Israel and Hamas reached a deal via Qatar mediation to allow the delivery of aid into Gaza, Doha announced late on Tuesday.
A communique published by Qatar’s Ministry of Foreign Affairs (MoFA) has announced the successful Qatari brokered agreement.
On Tuesday, Majed bin Mohammed Al Ansari, the official MoFA spokesperson was cited in the communique, saying that in cooperation with France, a deal has been reached and Gaza’s most vulnerable in the Strip’s most affected areas will receive much-needed aid.
“The medications and aid will leave Doha tomorrow to the city of Al-Arish in the sisterly Arab Republic of Egypt, on board two Qatari Armed Forces aircraft, in preparation for their transport into the Gaza Strip,” Al Ansari said.
In exchange, aid will also be delivered and distributed to captives held by Hamas in Gaza, the communique added.
Before MoFA’s announcement on Tuesday, The New Arab reported that families of Israeli captives met with Qatari Prime Minister and Minister of Foreign Affairs, Sheikh Mohammed bin Abdulrahman Al Thani, in Doha.
During the meeting, Sheikh Mohammed stressed that despite the challenges, he will persist in efforts towards the release of more captives.
The newly brokered deal coincides with a joint press release by eight special rapporteurs from the United Nations Human Rights Council published on Tuesday.

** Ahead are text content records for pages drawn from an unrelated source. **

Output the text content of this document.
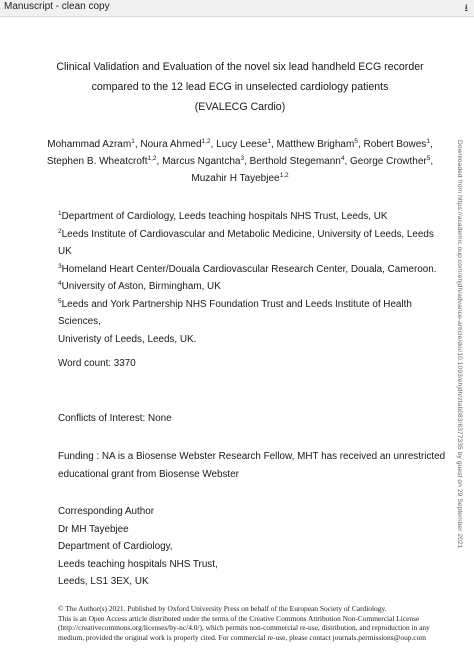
Manuscript - clean copy	⭳
Clinical Validation and Evaluation of the novel six lead handheld ECG recorder
compared to the 12 lead ECG in unselected cardiology patients
(EVALECG Cardio)
Mohammad Azram$^1$, Noura Ahmed$^{1,2}$, Lucy Leese$^1$, Matthew Brigham$^5$, Robert Bowes$^1$,
Stephen B. Wheatcroft$^{1,2}$, Marcus Ngantcha$^3$, Berthold Stegemann$^4$, George Crowther$^5$,
Muzahir H Tayebjee$^{1,2}$
$^1$Department of Cardiology, Leeds teaching hospitals NHS Trust, Leeds, UK
$^2$Leeds Institute of Cardiovascular and Metabolic Medicine, University of Leeds, Leeds UK
$^3$Homeland Heart Center/Douala Cardiovascular Research Center, Douala, Cameroon.
$^4$University of Aston, Birmingham, UK
$^5$Leeds and York Partnership NHS Foundation Trust and Leeds Institute of Health Sciences,
Univeristy of Leeds, Leeds, UK.
Word count: 3370
Conflicts of Interest: None
Funding : NA is a Biosense Webster Research Fellow, MHT has received an unrestricted
educational grant from Biosense Webster
Corresponding Author
Dr MH Tayebjee
Department of Cardiology,
Leeds teaching hospitals NHS Trust,
Leeds, LS1 3EX, UK
© The Author(s) 2021. Published by Oxford University Press on behalf of the European Society of Cardiology.
This is an Open Access article distributed under the terms of the Creative Commons Attribution Non-Commercial License
(http://creativecommons.org/licenses/by-nc/4.0/), which permits non-commercial re-use, distribution, and reproduction in any
medium, provided the original work is properly cited. For commercial re-use, please contact journals.permissions@oup.com
Downloaded from https://academic.oup.com/ehjdh/advance-article/doi/10.1093/ehjdh/ztab083/6377335 by guest on 29 September 2021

In the statement, Israel is decried as having imposed a total siege of Gaza.
The rights experts added that this is depriving at least “2.3 million Palestinians of water, food, fuel, medicine, and medical supplies.”
The UN’s Office for the Coordination of Human Affairs’ latest impact report published on Tuesday also highlights the dire straits faced by the besieged Strip’s crippling health sector.
According to UN OCHA, there are “critical shortages” of medicines, blood and fuel in hospitals that are being severely rationed.
Just one out of the three water pipelines from Israel to Gaza is functional, UN OCHA added.
This is a tragic decrease from an earlier UN OCHA impact report published on Sunday, which said two pipelines were working.
The enclave’s northern governorates are also completely cut off from fresh water supplies.
According to Philippe Lalliot, head of France’s Ministry of Foreign Affairs Crisis Centre, the newly announced brokered agreement has been weeks in the making, Al Jazeera reported on Tuesday.
During an interview on French radio, Lalliot added, “There were 36 hospitals in Gaza before the start of the war. [Now,] there are 15 which are functioning partially.
“We are in a dangerous humanitarian disaster. With the winter, it can only get worse,” he said.
In the Qatari MoFA communique published on Tuesday, the ministry’s spokesperson affirmed that the Gulf state will continue working cooperatively with its regional and international partners to ensure “an end to the war in Gaza.”